Statin myopathy: a lipid clinic experience on the tolerability of statin rechallenge.Cardiovasc Ther. 2012 Oct; 30(5):e212-8.CT
Statin myopathy is a generally encountered side effect of statin usage. Both muscle symptoms and a raised serum creatine kinase (CK) are used in case definition, but these are common manifestations of other conditions, which may not be statin related. Statin rechallenge assuming no contraindication in selected cases is an option before considering a different class of lipid-lowering agent.
We aim to characterize retrospectively the patients referred to our Lipid Clinic with a diagnosis of statin myopathy. The tolerability of different statins was assessed to determine a strategy for rechallenging statins in such patients in the future.
Patients with statin myopathy constitute 10.2% of our Lipid Clinic workload. They are predominantly female (62.0%), Caucasian (63.9%), with a mean age of 58.3 years and mean body mass index (BMI) of 29.3 kg/m(2).

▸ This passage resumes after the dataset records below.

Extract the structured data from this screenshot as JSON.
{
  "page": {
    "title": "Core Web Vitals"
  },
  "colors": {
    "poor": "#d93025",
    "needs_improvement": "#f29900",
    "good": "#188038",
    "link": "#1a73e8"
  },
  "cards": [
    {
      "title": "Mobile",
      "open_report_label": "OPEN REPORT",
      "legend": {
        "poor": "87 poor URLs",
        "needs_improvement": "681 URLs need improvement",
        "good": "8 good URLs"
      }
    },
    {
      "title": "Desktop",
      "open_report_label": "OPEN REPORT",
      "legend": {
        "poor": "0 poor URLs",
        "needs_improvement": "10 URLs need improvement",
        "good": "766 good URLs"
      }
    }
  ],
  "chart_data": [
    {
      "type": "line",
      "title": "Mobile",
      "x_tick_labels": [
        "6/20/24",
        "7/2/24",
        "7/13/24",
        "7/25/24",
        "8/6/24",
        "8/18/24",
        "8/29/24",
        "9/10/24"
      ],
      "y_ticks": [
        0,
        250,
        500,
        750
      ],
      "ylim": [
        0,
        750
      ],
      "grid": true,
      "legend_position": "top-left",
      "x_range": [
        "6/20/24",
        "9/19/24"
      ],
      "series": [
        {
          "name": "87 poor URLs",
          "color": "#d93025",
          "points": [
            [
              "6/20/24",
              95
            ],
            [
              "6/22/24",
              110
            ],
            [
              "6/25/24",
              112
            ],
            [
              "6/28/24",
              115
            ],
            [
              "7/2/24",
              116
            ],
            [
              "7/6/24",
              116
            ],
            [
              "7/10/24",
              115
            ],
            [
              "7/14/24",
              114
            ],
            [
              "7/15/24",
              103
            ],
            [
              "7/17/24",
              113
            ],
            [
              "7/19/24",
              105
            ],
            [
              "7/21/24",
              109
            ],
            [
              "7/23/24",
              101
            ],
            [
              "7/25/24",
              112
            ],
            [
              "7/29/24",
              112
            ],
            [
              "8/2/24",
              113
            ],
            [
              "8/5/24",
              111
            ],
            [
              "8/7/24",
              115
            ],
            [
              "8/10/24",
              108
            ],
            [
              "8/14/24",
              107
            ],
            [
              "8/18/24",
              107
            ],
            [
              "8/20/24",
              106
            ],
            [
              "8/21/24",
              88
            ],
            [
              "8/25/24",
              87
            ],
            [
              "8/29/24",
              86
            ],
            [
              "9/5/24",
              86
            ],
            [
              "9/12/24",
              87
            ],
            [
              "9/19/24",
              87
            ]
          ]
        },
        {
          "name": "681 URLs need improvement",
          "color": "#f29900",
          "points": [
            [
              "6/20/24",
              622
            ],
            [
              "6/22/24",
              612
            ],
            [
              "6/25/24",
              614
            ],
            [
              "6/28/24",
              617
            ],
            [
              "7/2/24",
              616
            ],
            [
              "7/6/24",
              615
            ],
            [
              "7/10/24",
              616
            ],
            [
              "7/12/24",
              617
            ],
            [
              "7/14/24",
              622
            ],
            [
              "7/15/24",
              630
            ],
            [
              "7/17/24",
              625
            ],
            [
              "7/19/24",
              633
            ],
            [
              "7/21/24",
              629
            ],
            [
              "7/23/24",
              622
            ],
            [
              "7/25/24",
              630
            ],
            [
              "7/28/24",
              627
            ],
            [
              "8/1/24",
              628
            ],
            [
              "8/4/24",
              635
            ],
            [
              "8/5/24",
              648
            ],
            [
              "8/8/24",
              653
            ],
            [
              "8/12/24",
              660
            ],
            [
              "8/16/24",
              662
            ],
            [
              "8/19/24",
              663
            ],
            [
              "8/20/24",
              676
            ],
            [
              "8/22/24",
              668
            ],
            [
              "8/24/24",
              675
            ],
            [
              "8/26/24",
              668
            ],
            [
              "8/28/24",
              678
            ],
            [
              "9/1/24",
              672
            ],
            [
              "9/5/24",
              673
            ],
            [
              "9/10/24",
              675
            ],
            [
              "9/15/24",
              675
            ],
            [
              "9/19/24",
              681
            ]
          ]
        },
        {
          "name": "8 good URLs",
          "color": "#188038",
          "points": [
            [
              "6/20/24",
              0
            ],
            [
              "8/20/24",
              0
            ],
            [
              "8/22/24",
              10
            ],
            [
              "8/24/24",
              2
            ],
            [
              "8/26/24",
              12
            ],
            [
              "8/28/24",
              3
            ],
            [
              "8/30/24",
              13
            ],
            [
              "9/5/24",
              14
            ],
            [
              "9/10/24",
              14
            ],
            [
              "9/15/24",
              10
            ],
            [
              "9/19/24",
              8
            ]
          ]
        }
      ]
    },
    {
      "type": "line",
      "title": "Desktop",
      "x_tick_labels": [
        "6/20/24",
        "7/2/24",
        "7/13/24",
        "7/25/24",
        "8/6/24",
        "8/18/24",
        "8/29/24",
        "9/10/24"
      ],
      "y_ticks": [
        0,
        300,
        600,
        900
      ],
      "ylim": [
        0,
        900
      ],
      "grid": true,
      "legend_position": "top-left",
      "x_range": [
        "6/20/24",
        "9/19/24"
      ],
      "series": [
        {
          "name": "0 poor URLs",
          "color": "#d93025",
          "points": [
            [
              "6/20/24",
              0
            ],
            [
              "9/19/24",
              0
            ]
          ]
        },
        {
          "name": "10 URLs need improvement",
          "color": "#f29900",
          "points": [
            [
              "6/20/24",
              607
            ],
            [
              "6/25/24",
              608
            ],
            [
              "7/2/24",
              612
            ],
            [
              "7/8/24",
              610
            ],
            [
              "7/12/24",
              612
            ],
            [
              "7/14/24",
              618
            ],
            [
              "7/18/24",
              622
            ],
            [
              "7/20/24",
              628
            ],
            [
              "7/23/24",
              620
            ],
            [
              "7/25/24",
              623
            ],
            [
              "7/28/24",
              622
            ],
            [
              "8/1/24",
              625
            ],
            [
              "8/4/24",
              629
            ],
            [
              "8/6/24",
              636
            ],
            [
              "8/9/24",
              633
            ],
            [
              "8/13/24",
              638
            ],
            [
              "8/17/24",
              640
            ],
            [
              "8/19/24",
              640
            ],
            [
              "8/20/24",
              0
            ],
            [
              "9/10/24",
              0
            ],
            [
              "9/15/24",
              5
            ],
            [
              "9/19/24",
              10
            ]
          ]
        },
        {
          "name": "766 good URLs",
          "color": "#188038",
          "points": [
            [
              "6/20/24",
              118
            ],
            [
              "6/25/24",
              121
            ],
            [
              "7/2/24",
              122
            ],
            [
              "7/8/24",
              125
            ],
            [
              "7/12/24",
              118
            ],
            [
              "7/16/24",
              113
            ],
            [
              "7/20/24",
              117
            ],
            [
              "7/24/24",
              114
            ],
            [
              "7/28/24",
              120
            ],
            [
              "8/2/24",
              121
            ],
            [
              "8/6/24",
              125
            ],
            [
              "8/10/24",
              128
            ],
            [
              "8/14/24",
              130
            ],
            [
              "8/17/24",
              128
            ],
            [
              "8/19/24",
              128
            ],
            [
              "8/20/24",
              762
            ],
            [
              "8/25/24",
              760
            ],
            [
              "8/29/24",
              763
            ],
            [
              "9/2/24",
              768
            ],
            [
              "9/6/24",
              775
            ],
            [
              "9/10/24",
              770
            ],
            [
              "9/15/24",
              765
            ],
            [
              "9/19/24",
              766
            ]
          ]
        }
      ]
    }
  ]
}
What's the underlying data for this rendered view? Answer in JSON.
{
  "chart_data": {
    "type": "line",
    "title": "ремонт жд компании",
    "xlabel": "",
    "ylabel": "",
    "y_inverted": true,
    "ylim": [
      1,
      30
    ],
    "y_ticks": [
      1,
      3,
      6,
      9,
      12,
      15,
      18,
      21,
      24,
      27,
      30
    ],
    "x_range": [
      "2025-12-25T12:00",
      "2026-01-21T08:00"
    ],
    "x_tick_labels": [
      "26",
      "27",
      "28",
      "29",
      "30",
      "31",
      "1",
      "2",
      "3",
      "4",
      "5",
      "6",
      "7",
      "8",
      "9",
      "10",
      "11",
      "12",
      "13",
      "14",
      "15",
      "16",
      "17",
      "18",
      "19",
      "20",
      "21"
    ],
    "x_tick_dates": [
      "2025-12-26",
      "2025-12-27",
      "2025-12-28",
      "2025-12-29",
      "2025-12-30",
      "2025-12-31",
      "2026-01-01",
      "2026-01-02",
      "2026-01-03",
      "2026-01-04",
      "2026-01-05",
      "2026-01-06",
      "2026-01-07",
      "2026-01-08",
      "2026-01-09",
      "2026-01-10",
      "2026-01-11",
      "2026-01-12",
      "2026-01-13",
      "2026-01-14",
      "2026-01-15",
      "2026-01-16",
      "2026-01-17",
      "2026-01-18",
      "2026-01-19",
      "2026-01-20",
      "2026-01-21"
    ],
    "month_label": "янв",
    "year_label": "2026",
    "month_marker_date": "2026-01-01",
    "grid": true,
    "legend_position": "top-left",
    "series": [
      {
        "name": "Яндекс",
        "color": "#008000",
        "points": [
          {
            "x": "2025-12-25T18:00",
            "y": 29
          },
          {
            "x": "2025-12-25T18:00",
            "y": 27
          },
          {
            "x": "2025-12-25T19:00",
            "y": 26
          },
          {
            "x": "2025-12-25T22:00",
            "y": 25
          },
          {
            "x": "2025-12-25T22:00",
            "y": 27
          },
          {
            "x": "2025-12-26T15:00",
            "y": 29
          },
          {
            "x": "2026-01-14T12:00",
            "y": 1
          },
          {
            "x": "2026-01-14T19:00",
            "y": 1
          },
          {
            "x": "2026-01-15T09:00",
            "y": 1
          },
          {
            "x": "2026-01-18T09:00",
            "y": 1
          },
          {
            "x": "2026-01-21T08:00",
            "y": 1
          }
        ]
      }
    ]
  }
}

The serum CK and erythrocyte sedimentation rate (ESR) were statistically higher compared to patients with statin intolerances with no muscular component or CK elevations. Secondary causes of statin myopathy were implicated in 2.7% of cases. Following statin myopathy to simvastatin we found no statistical difference between the tolerability rates between atorvastatin, rosuvastatin, pravastatin, and fluvastatin. Fibrates, cholestyramine, and ezetimibe were statistically better tolerated in these patients.
Statin rechallenge is a real treatment option in patients with statin myopathy. Detailed history and examination is required to exclude muscle diseases unrelated to statin usage. In patients developing statin myopathy on simvastatin, we did not find any statistical difference between subsequent tolerability rates to rosuvastatin, pravastatin, and fluvastatin.